Samsung Puts ChatGPT and Codex at the Center of Daily Work, Not Just Chat

Samsung Electronics is expanding its use of OpenAI tools in a way that goes far beyond a simple chatbot rollout. ChatGPT Enterprise and Codex are now being deployed across the company, including operations in South Korea and employees in the Device eXperience, or DX, division worldwide.

The move places AI directly into daily corporate work, from software development to internal research and administrative tasks. It also signals how large companies are beginning to treat generative AI as part of core operations rather than an optional productivity add-on.

From coding to business tasks

At Samsung, ChatGPT Enterprise and Codex will support software development by helping employees write code, debug programs, and test software. The tools are also intended for broader work functions that do not involve engineering.

Samsung is preparing the systems for idea generation, marketing, product research, manufacturing processes, data analysis, metric interpretation, and document preparation. That wider scope shows that the company is positioning AI as a shared work platform across multiple departments.

A broad rollout with tight control

The scale of the deployment has drawn attention because Samsung is not limiting access to a small group of specialists.
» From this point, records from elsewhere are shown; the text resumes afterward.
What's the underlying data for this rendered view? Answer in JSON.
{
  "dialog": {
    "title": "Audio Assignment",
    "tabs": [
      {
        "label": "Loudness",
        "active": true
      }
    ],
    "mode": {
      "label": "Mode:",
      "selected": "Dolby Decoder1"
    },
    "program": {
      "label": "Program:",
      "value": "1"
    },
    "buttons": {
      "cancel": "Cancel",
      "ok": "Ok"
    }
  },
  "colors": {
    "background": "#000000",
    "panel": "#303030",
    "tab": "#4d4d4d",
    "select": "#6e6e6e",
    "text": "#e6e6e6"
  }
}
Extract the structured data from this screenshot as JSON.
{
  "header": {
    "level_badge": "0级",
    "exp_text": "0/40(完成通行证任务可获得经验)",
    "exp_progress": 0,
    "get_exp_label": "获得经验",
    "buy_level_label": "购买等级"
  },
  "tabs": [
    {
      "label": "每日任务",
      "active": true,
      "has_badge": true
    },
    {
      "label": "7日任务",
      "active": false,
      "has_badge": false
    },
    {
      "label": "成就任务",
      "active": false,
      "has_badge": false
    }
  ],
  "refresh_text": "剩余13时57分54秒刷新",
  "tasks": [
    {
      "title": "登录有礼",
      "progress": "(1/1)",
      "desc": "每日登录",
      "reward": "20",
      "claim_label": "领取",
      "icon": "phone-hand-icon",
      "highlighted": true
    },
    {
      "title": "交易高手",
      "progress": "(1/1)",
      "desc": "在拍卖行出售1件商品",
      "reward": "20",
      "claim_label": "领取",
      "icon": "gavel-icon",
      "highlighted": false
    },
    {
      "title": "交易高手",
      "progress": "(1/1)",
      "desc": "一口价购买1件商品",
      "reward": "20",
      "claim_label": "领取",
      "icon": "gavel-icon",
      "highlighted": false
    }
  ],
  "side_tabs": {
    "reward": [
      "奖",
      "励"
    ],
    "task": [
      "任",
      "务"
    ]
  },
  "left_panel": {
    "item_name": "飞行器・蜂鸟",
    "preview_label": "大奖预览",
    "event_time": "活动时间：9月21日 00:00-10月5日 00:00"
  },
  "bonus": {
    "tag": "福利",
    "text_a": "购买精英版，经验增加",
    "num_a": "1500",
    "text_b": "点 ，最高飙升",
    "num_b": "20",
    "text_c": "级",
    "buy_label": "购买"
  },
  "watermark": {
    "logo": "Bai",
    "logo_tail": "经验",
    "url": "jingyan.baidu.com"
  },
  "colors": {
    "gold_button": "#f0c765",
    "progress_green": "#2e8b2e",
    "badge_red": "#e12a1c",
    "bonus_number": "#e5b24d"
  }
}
In South Korea, the coverage applies to all Samsung Electronics employees, while the global rollout currently focuses on the DX division.

DX handles smartphone business, mobile networks, and consumer electronics. That means the AI tools are reaching teams connected to Samsung’s most visible products and services in the global market.

The company is also applying the rollout under internal security policies and a strict governance framework. That approach is meant to protect proprietary data and keep sensitive information inside company-controlled boundaries.

Security remains central to the plan

The emphasis on governance is significant because Samsung has previously faced concerns about proprietary data in the use of generative AI. The current deployment is designed to capture productivity gains without weakening data protection.

That balance matters because coding, product research, and data analysis often involve information that is commercially sensitive. Samsung appears to be trying to integrate AI deeply while still keeping oversight firmly inside the company.

OpenAI sees a milestone

Kim Kyoung-hoon, General Manager of OpenAI Korea, described the deployment as a historic step for OpenAI. He said the significance lies in Samsung’s decision to adopt AI not as a tool for one team, but as a platform to improve how employees work and innovate globally.

His comments underline a broader shift in enterprise AI. The technology is no longer being treated only as a support feature, but as infrastructure that can shape workflows across technical and non-technical functions.

A partnership that reaches beyond software

The relationship between Samsung and OpenAI is also deepening on the hardware side. Samsung is said to be strengthening ties with OpenAI by supplying advanced memory semiconductors for the company’s expanding global AI infrastructure.

Samsung may also build custom AI accelerators for OpenAI, adding another layer to the partnership. That puts the two companies in a dual role, with Samsung acting as both an enterprise user of AI software and a potential infrastructure partner.

For Samsung, the rollout can improve efficiency in technical and administrative work. For OpenAI, the scale of adoption at Samsung serves as a signal that its enterprise products are gaining traction inside major technology and manufacturing companies.

With deployment now spanning South Korea and the DX division globally, Samsung is placing generative AI closer to the center of how its organization works. The result is a corporate model in which AI is no longer peripheral, but embedded in everyday tasks from coding to data-driven insight.